Pagel went. Pagel raised money and paid the wages. Or Pagel could not raise money and he paid the people with grain and potatoes, a sucking pig, butter, a goose …
He sat at the typewriter: “We have still roughly four thousand hundredweights of grain lying unthreshed.…” Is that true or is it a lie? he thought. I don’t know. I haven’t kept the grain books for weeks; I’d never get them right now. Whoever takes over from me can only believe that I’m criminally thoughtless. Nothing balances.… If the Geheimrat gets to see it … He sighed. Oh, life’s no fun, I don’t enjoy it. Even when I think of Petra, I no longer enjoy it. If I ever really do reach her, I’m sure I’ll cry and cry purely because of loss of nerve. But I can’t run away now, though. I can’t leave them in the lurch. They wouldn’t even be able to borrow the petrol for their damned car!

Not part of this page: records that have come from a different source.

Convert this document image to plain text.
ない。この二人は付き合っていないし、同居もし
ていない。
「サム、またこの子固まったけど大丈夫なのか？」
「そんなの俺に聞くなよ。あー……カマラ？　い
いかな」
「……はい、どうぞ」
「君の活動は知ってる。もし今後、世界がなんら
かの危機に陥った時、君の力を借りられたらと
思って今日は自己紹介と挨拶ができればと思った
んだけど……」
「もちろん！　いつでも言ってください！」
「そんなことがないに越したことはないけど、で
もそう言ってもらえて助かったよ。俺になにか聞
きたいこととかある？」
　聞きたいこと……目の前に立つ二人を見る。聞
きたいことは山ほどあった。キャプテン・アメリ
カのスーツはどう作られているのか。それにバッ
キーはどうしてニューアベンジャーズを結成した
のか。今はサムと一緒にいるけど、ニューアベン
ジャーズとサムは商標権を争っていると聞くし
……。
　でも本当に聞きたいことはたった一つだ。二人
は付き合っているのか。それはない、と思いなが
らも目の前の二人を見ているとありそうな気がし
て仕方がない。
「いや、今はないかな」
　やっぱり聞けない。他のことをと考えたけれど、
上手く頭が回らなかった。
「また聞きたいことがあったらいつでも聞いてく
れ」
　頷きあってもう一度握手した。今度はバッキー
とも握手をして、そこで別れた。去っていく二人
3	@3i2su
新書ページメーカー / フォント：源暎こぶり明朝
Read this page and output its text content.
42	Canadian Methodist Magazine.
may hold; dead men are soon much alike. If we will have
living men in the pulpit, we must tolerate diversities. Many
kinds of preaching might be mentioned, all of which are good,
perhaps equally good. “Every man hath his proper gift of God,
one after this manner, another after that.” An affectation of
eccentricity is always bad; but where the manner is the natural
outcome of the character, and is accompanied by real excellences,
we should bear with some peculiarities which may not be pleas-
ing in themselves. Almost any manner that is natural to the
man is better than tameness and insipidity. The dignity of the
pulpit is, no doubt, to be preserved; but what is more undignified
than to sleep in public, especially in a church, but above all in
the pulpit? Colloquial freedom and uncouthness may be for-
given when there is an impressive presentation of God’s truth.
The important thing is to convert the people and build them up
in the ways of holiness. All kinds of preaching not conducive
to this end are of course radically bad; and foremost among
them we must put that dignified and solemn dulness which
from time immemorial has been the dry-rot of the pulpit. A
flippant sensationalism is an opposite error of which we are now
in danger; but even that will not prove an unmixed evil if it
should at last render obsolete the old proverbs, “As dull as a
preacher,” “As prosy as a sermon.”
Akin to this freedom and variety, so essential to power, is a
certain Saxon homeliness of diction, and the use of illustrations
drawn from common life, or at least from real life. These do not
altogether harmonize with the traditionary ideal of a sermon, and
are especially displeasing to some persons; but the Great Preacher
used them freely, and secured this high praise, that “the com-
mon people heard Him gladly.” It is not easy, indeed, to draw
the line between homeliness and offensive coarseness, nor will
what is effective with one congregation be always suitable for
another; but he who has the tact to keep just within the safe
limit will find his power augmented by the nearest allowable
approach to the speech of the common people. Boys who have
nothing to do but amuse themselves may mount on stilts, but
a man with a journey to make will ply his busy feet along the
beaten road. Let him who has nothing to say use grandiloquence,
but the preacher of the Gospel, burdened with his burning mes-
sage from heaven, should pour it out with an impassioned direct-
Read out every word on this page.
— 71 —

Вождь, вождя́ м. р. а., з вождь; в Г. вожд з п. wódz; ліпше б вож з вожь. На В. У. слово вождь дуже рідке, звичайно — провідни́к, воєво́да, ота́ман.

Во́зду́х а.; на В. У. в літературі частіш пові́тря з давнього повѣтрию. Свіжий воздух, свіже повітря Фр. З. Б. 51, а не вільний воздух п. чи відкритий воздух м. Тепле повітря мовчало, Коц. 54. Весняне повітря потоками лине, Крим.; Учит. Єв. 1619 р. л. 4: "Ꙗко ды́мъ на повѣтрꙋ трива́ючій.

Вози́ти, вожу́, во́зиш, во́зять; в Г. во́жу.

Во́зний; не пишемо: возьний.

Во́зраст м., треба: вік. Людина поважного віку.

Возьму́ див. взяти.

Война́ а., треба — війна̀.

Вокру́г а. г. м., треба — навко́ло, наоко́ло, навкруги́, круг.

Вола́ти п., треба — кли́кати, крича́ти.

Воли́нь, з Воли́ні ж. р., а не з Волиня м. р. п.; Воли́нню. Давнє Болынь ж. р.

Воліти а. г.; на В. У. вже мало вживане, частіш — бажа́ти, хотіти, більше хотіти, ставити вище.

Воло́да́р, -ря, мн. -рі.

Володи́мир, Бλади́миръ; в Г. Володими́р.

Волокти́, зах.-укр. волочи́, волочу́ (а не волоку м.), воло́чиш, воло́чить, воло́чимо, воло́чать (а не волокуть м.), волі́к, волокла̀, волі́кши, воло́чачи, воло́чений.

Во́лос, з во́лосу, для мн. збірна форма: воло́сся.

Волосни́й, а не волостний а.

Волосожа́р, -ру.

“That’s the third time you’ve sighed, Herr Pagel,” said Amanda Backs from the window, “and it’s only half- past eight in the morning. How are you going to get through the day?”
“That’s what I often ask myself,” replied Wolfgang, grateful for the distraction. “On the whole, however, the day itself sees to it that you get through it, and usually no day is as bad as I feared it would be in the morning, and none so good as I had hoped, either.”
Amanda Backs looked impatiently out of the window; this sententiousness did not please her. Then she screamed, in horror. “Herr Pagel, look!”
Pagel sprang to the window …
He saw something coming across the Geheimrat’s park, creeping on arms and legs.
For a moment he stood transfixed.
Then he shouted: “The forester! Now they’ve killed the forester, too!” and he ran from the room.